Declaro que no me considero a
favor de ningún partido político, aunque tampoco soy ajena a lo que suceda con
lo referido a esta área de nuestra sociedad, en especial ahora, con las
presentes campañas hacia la presidencia. Sin embargo, es innegable que escuchar
comentarios como el ya mencionado, es causa de preocupación. El sólo hecho de
pensar que los ciudadanos, en su mayoría personas desinteresadas, poco
informadas, acerca del acontecer político, son guiados por spots y comercialitos que salgan como intermedios de la telenovela
de las seis, es angustiante.
Si sólo nos alimentamos de
las sobras televisivas (bien modificadas a favor de “algunos”, por cierto), la
ignorancia que distingue al intelecto mexicano, brillará aún más. Y es tan lamentable
que dicha incultura se dé “vuelo” en estos precisos momentos cuando toda
nuestra atención, con pensamiento lógico y reflexivo, debiera enfocarse en el
acontecer político, en los candidatos, en sus pros y contras, para así lograr
una decisión concreta e inteligente (recalco
el adjetivo), el próximo 01 de julio.
Pero si lo único que nos
queda es mirar publicidad barata, que sólo nos quiere dorar la píldora, no hay
duda de que caeremos en esa red, tan constante y “sabia”, que bien sabe cómo
atraparnos (y lo ha conseguido, muchas, muchas veces). ¿Seguirá siendo lo
mismo?
La política… no, la vida
misma no es sólo lo que esa caja de cristal nos diga.
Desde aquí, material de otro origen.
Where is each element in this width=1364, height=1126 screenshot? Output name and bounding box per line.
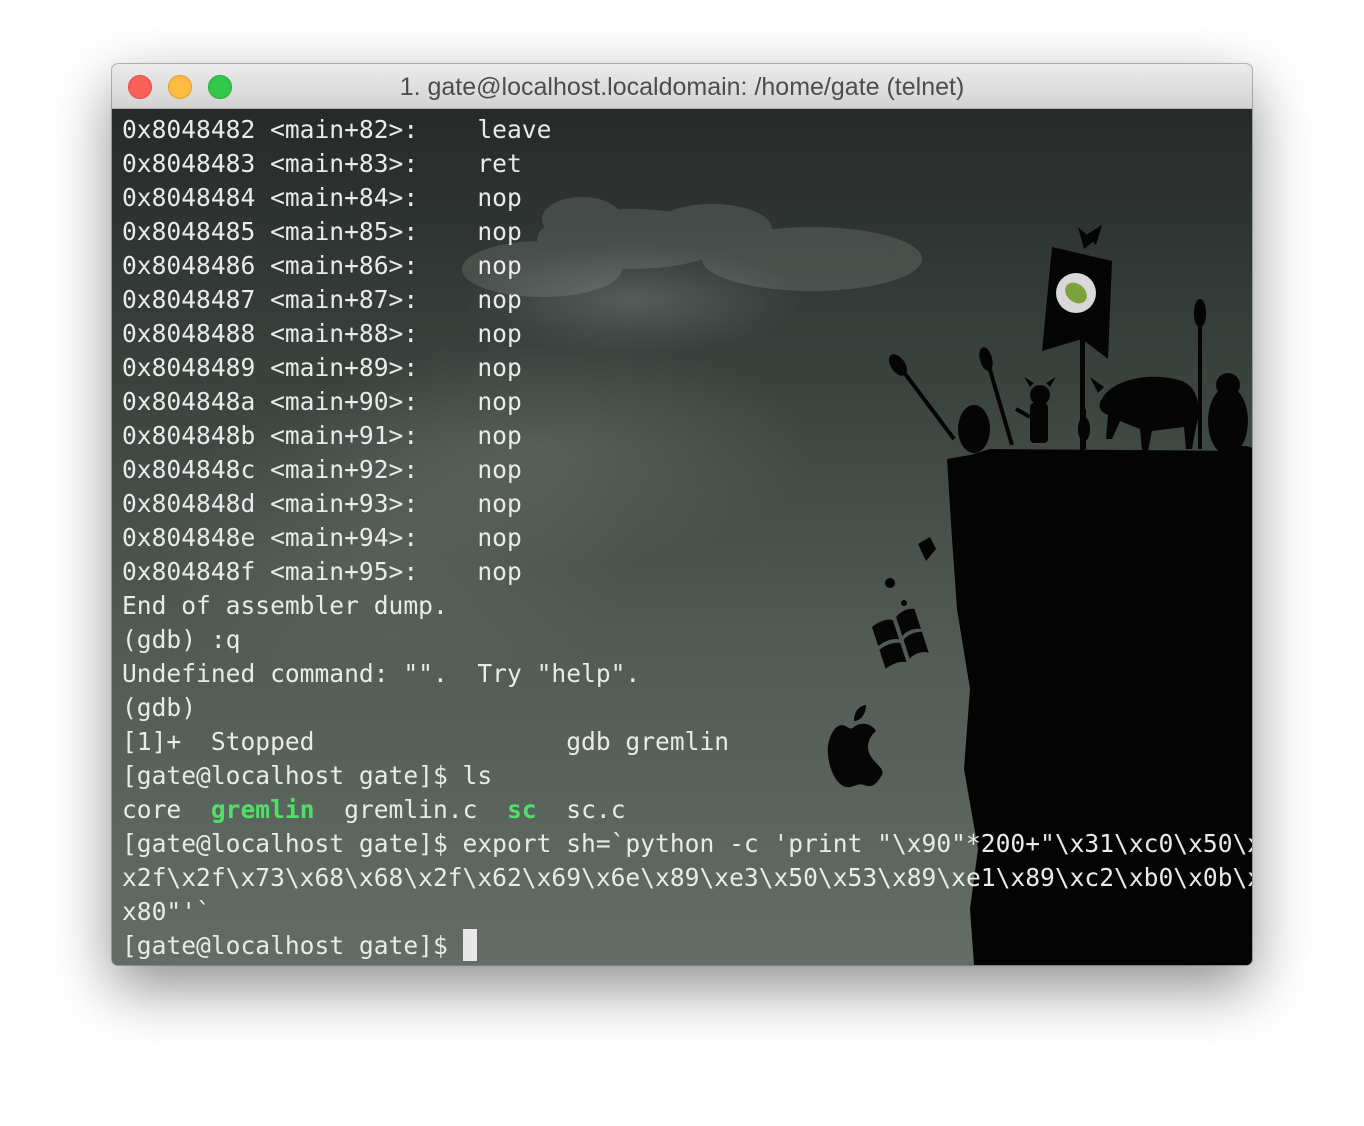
- output-line: [gate@localhost gate]$ ls: [122, 761, 493, 790]
- output-line: 0x804848b <main+91>: nop: [122, 421, 522, 450]
- command-line: [gate@localhost gate]$ export sh=`python…: [122, 829, 1252, 858]
- ls-entry-gremlin-c: gremlin.c: [344, 795, 478, 824]
- output-line: 0x8048486 <main+86>: nop: [122, 251, 522, 280]
- ls-entry-sc-c: sc.c: [566, 795, 626, 824]
- output-line: 0x8048488 <main+88>: nop: [122, 319, 522, 348]
- terminal-output[interactable]: 0x8048482 <main+82>: leave 0x8048483 <ma…: [122, 113, 1252, 963]
- output-line: (gdb) :q: [122, 625, 241, 654]
- terminal-window: 1. gate@localhost.localdomain: /home/gat…: [112, 64, 1252, 965]
- output-line: Undefined command: "". Try "help".: [122, 659, 641, 688]
- output-line: (gdb): [122, 693, 197, 722]
- output-line: 0x804848f <main+95>: nop: [122, 557, 522, 586]
- command-line: x2f\x2f\x73\x68\x68\x2f\x62\x69\x6e\x89\…: [122, 863, 1252, 892]
- ls-output-line: core gremlin gremlin.c sc sc.c: [122, 793, 1252, 827]
- command-line: x80"'`: [122, 897, 211, 926]
- output-line: 0x8048489 <main+89>: nop: [122, 353, 522, 382]
- window-title: 1. gate@localhost.localdomain: /home/gat…: [399, 73, 965, 101]
- title-bar[interactable]: 1. gate@localhost.localdomain: /home/gat…: [112, 64, 1252, 109]
- output-line: 0x8048485 <main+85>: nop: [122, 217, 522, 246]
- ls-entry-core: core: [122, 795, 182, 824]
- output-line: 0x8048482 <main+82>: leave: [122, 115, 552, 144]
- output-line: 0x804848d <main+93>: nop: [122, 489, 522, 518]
- output-line: End of assembler dump.: [122, 591, 448, 620]
- ls-entry-sc: sc: [507, 795, 537, 824]
- output-line: 0x804848e <main+94>: nop: [122, 523, 522, 552]
- terminal-area[interactable]: 0x8048482 <main+82>: leave 0x8048483 <ma…: [112, 109, 1252, 965]
- output-line: 0x804848c <main+92>: nop: [122, 455, 522, 484]
- ls-entry-gremlin: gremlin: [210, 795, 315, 824]
- output-line: 0x8048487 <main+87>: nop: [122, 285, 522, 314]
- output-line: 0x8048484 <main+84>: nop: [122, 183, 522, 212]
- text-cursor: [462, 929, 477, 961]
- desktop: 1. gate@localhost.localdomain: /home/gat…: [0, 0, 1364, 1126]
- output-line: [1]+ Stopped gdb gremlin: [122, 727, 730, 756]
- shell-prompt: [gate@localhost gate]$: [122, 931, 463, 960]
- output-line: 0x8048483 <main+83>: ret: [122, 149, 522, 178]
- output-line: 0x804848a <main+90>: nop: [122, 387, 522, 416]
- prompt-line[interactable]: [gate@localhost gate]$: [122, 929, 1252, 963]
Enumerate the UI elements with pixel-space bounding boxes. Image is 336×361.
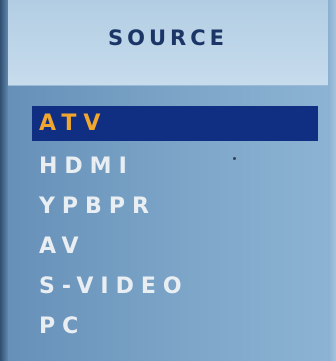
source-item-s-video[interactable]: S-VIDEO [32, 266, 318, 306]
source-item-hdmi[interactable]: HDMI [32, 146, 318, 186]
source-item-label: PC [39, 313, 86, 339]
source-list: ATV HDMI YPBPR AV S-VIDEO PC [32, 106, 318, 346]
source-item-label: YPBPR [39, 193, 156, 219]
panel-right-edge [328, 0, 336, 361]
menu-title: SOURCE [108, 26, 228, 50]
source-menu-panel: SOURCE ATV HDMI YPBPR AV S-VIDEO PC [0, 0, 336, 361]
source-item-label: HDMI [39, 153, 134, 179]
menu-header: SOURCE [8, 0, 328, 86]
source-item-pc[interactable]: PC [32, 306, 318, 346]
source-item-ypbpr[interactable]: YPBPR [32, 186, 318, 226]
panel-left-edge [0, 0, 8, 361]
source-item-atv[interactable]: ATV [32, 106, 318, 141]
screen-speck [233, 157, 236, 160]
source-item-label: S-VIDEO [39, 273, 189, 299]
source-item-label: AV [39, 233, 86, 259]
source-item-label: ATV [39, 111, 108, 136]
source-item-av[interactable]: AV [32, 226, 318, 266]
No es sólo mirar a través
de la pantalla y creer en sus falacias, por más bien hechas que estén. Las
mentiras aunque estén adornadas, no dejarán de ser mentiras jamás. Y somos
nosotros quienes debemos darnos cuenta de ello, no hay necesidad de que una y
otra vez se nos diga que estamos mirando a través del cristal equivocado, o
peor aún, no tenemos que chocar cien veces (o más) contra la misma piedra para
aprender.
Ya basta de tanta queja y
exigencia hacia los mandatarios que nosotros mismos, en nuestra ignorancia,
pusimos ahí arriba. Pocas veces se imprime el derecho al voto (cada seis, cuat ro
años), entonces, ¡hagámoslo bien, caramba!